Path: utzoo!attcan!ncrcan!brambo!camtwh!morgan
From: morgan@camtwh.UUCP (Morgan W. Jones)
Newsgroups: comp.sys.amiga.tech
Subject: Re: huffman encoding
Message-ID: <228@camtwh.UUCP>
Date: 3 Oct 89 16:05:09 GMT
References: <467@crash.cts.com>
Reply-To: morgan@camtwh.UUCP (Morgan Jones)
Organization: Orama Incorporated, Toronto, Canada.
Lines: 19

In article <467@crash.cts.com> uzun@pnet01.cts.com (Roger Uzun) writes:
>Of course i realize that the huffman tree for a file that has
>256 unique elements is not optimal for files that have less than that,
>but I am trying to simplify things a bit.

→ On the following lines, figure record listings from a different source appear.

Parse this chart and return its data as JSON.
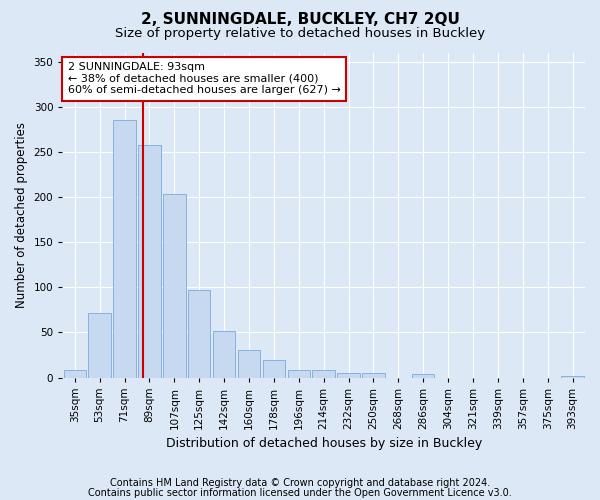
{
  "title1": "2, SUNNINGDALE, BUCKLEY, CH7 2QU",
  "title2": "Size of property relative to detached houses in Buckley",
  "xlabel": "Distribution of detached houses by size in Buckley",
  "ylabel": "Number of detached properties",
  "categories": [
    "35sqm",
    "53sqm",
    "71sqm",
    "89sqm",
    "107sqm",
    "125sqm",
    "142sqm",
    "160sqm",
    "178sqm",
    "196sqm",
    "214sqm",
    "232sqm",
    "250sqm",
    "268sqm",
    "286sqm",
    "304sqm",
    "321sqm",
    "339sqm",
    "357sqm",
    "375sqm",
    "393sqm"
  ],
  "values": [
    8,
    71,
    285,
    258,
    203,
    97,
    52,
    30,
    19,
    8,
    8,
    5,
    5,
    0,
    4,
    0,
    0,
    0,
    0,
    0,
    2
  ],
  "bar_color": "#c6d9f0",
  "bar_edgecolor": "#7aabdb",
  "vline_color": "#cc0000",
  "annotation_line1": "2 SUNNINGDALE: 93sqm",
  "annotation_line2": "← 38% of detached houses are smaller (400)",
  "annotation_line3": "60% of semi-detached houses are larger (627) →",
  "annotation_box_color": "#ffffff",
  "annotation_box_edgecolor": "#cc0000",
  "ylim": [
    0,
    360
  ],
  "yticks": [
    0,
    50,
    100,
    150,
    200,
    250,
    300,
    350
  ],
  "footnote1": "Contains HM Land Registry data © Crown copyright and database right 2024.",
  "footnote2": "Contains public sector information licensed under the Open Government Licence v3.0.",
  "background_color": "#dce8f5",
  "plot_bg_color": "#dce8f5",
  "title1_fontsize": 11,
  "title2_fontsize": 9.5,
  "xlabel_fontsize": 9,
  "ylabel_fontsize": 8.5,
  "tick_fontsize": 7.5,
  "annotation_fontsize": 8,
  "footnote_fontsize": 7
}
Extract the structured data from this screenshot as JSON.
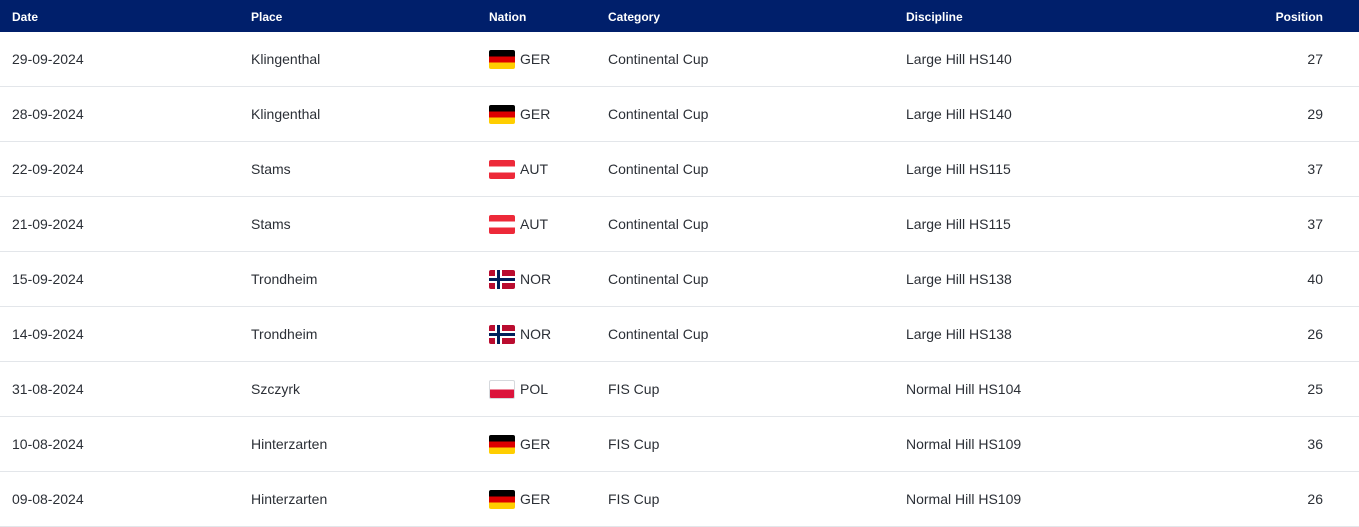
{
  "header": {
    "date": "Date",
    "place": "Place",
    "nation": "Nation",
    "category": "Category",
    "discipline": "Discipline",
    "position": "Position"
  },
  "colors": {
    "header_bg": "#001f6b",
    "row_border": "#e3e6ea"
  },
  "rows": [
    {
      "date": "29-09-2024",
      "place": "Klingenthal",
      "flag": "ger-flag-icon",
      "nation": "GER",
      "category": "Continental Cup",
      "discipline": "Large Hill HS140",
      "position": "27"
    },
    {
      "date": "28-09-2024",
      "place": "Klingenthal",
      "flag": "ger-flag-icon",
      "nation": "GER",
      "category": "Continental Cup",
      "discipline": "Large Hill HS140",
      "position": "29"
    },
    {
      "date": "22-09-2024",
      "place": "Stams",
      "flag": "aut-flag-icon",
      "nation": "AUT",
      "category": "Continental Cup",
      "discipline": "Large Hill HS115",
      "position": "37"
    },
    {
      "date": "21-09-2024",
      "place": "Stams",
      "flag": "aut-flag-icon",
      "nation": "AUT",
      "category": "Continental Cup",
      "discipline": "Large Hill HS115",
      "position": "37"
    },
    {
      "date": "15-09-2024",
      "place": "Trondheim",
      "flag": "nor-flag-icon",
      "nation": "NOR",
      "category": "Continental Cup",
      "discipline": "Large Hill HS138",
      "position": "40"
    },
    {
      "date": "14-09-2024",
      "place": "Trondheim",
      "flag": "nor-flag-icon",
      "nation": "NOR",
      "category": "Continental Cup",
      "discipline": "Large Hill HS138",
      "position": "26"
    },
    {
      "date": "31-08-2024",
      "place": "Szczyrk",
      "flag": "pol-flag-icon",
      "nation": "POL",
      "category": "FIS Cup",
      "discipline": "Normal Hill HS104",
      "position": "25"
    },
    {
      "date": "10-08-2024",
      "place": "Hinterzarten",
      "flag": "ger-flag-icon",
      "nation": "GER",
      "category": "FIS Cup",
      "discipline": "Normal Hill HS109",
      "position": "36"
    },
    {
      "date": "09-08-2024",
      "place": "Hinterzarten",
      "flag": "ger-flag-icon",
      "nation": "GER",
      "category": "FIS Cup",
      "discipline": "Normal Hill HS109",
      "position": "26"
    }
  ]
}
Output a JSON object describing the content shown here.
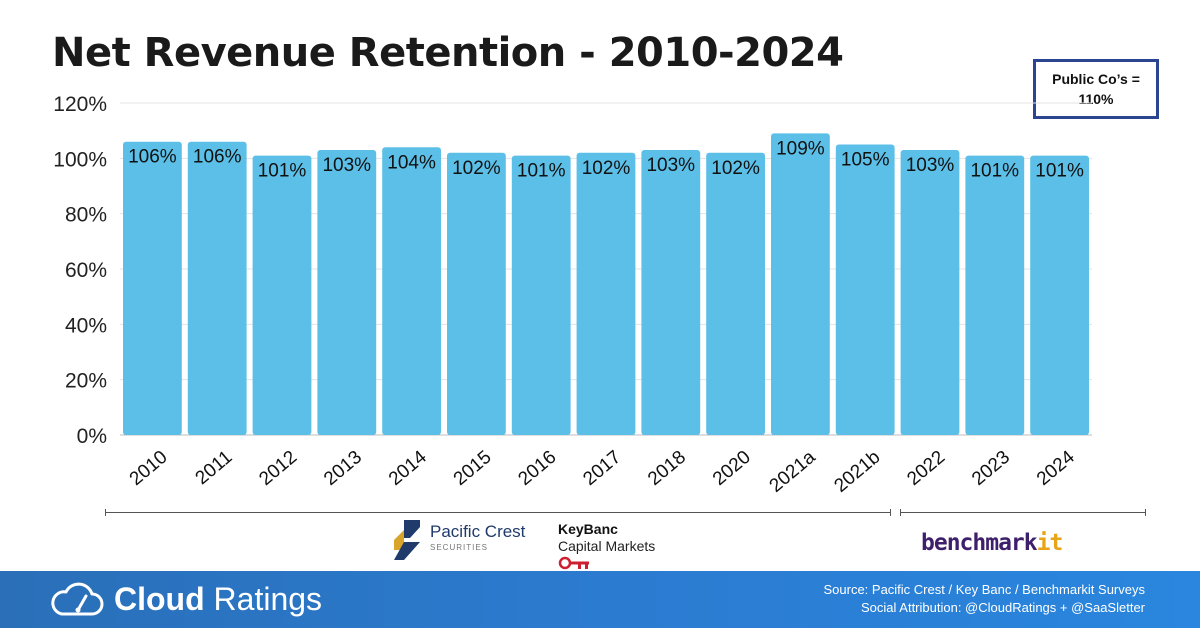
{
  "title": "Net Revenue Retention - 2010-2024",
  "callout": {
    "line1": "Public Co’s =",
    "line2": "110%"
  },
  "chart_data": {
    "type": "bar",
    "title": "Net Revenue Retention - 2010-2024",
    "categories": [
      "2010",
      "2011",
      "2012",
      "2013",
      "2014",
      "2015",
      "2016",
      "2017",
      "2018",
      "2020",
      "2021a",
      "2021b",
      "2022",
      "2023",
      "2024"
    ],
    "values": [
      106,
      106,
      101,
      103,
      104,
      102,
      101,
      102,
      103,
      102,
      109,
      105,
      103,
      101,
      101
    ],
    "data_labels": [
      "106%",
      "106%",
      "101%",
      "103%",
      "104%",
      "102%",
      "101%",
      "102%",
      "103%",
      "102%",
      "109%",
      "105%",
      "103%",
      "101%",
      "101%"
    ],
    "ylim": [
      0,
      120
    ],
    "yticks": [
      0,
      20,
      40,
      60,
      80,
      100,
      120
    ],
    "ytick_labels": [
      "0%",
      "20%",
      "40%",
      "60%",
      "80%",
      "100%",
      "120%"
    ],
    "xlabel": "",
    "ylabel": "",
    "grid": true,
    "bar_color": "#5bbfe8"
  },
  "sources": {
    "pacific_crest": {
      "name": "Pacific Crest",
      "sub": "SECURITIES"
    },
    "keybanc": {
      "name": "KeyBanc",
      "sub": "Capital Markets"
    },
    "benchmarkit": {
      "prefix": "benchmark",
      "suffix": "it"
    }
  },
  "footer": {
    "brand_bold": "Cloud",
    "brand_light": " Ratings",
    "source_line": "Source: Pacific Crest / Key Banc / Benchmarkit Surveys",
    "attribution_line": "Social Attribution: @CloudRatings + @SaaSletter"
  },
  "colors": {
    "accent": "#2b4591",
    "footer": "#2b7bd0",
    "bars": "#5bbfe8"
  }
}
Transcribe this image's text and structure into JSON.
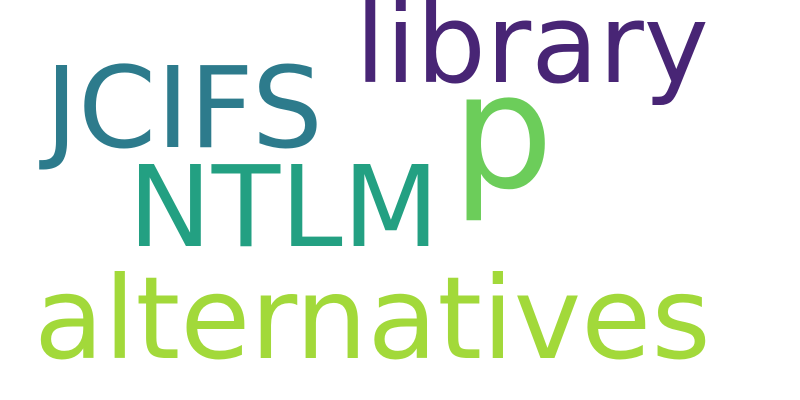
{
  "words": [
    {
      "text": "library",
      "color": "#482575"
    },
    {
      "text": "JCIFS",
      "color": "#2D7B8C"
    },
    {
      "text": "p",
      "color": "#6CCD5A"
    },
    {
      "text": "NTLM",
      "color": "#23A082"
    },
    {
      "text": "alternatives",
      "color": "#A2D93A"
    }
  ],
  "background": "#ffffff"
}
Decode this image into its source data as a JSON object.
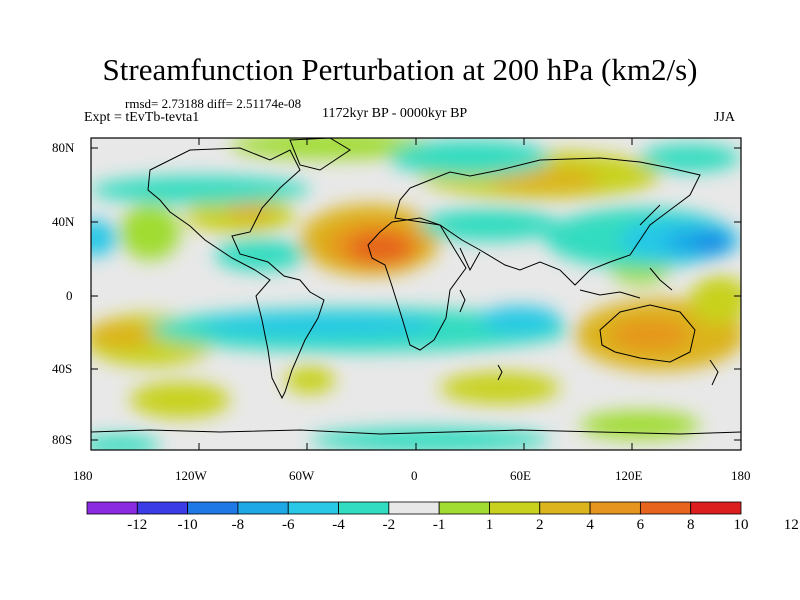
{
  "header": {
    "title": "Streamfunction Perturbation at 200 hPa (km2/s)",
    "stats": "rmsd= 2.73188  diff= 2.51174e-08",
    "experiment": "Expt = tEvTb-tevta1",
    "period": "1172kyr BP - 0000kyr BP",
    "season": "JJA"
  },
  "axes": {
    "lat_ticks": [
      "80N",
      "40N",
      "0",
      "40S",
      "80S"
    ],
    "lon_ticks": [
      "180",
      "120W",
      "60W",
      "0",
      "60E",
      "120E",
      "180"
    ]
  },
  "colorbar": {
    "colors": [
      "#8a2be2",
      "#3c3ce6",
      "#1e78e6",
      "#1ea8e6",
      "#28c8e6",
      "#32dcc0",
      "#e8e8e8",
      "#a0dc32",
      "#c8d21e",
      "#dcb41e",
      "#e6961e",
      "#e6641e",
      "#dc1e1e"
    ],
    "labels": [
      "-12",
      "-10",
      "-8",
      "-6",
      "-4",
      "-2",
      "-1",
      "1",
      "2",
      "4",
      "6",
      "8",
      "10",
      "12"
    ]
  }
}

>So I should have asked for the huffman bit patterns and bit counts
>for the constant encoding tree that would be used on files that
>have 256 unique elements.

You realize of course that a huffman tree generated for a binary file
would be rather useless for a text file (or at least you'd get very
little compression).  If you wanted to do a fixed compression in one
pass without determining the type of the file, you might want to
initialize the char count to all ones (rather than all zeros) and
count the number of occurances in the first two blocks (1024 bytes) of
the file, build your tree and compression table (which is very easy if
you know anything at all about trees), and then compress the file.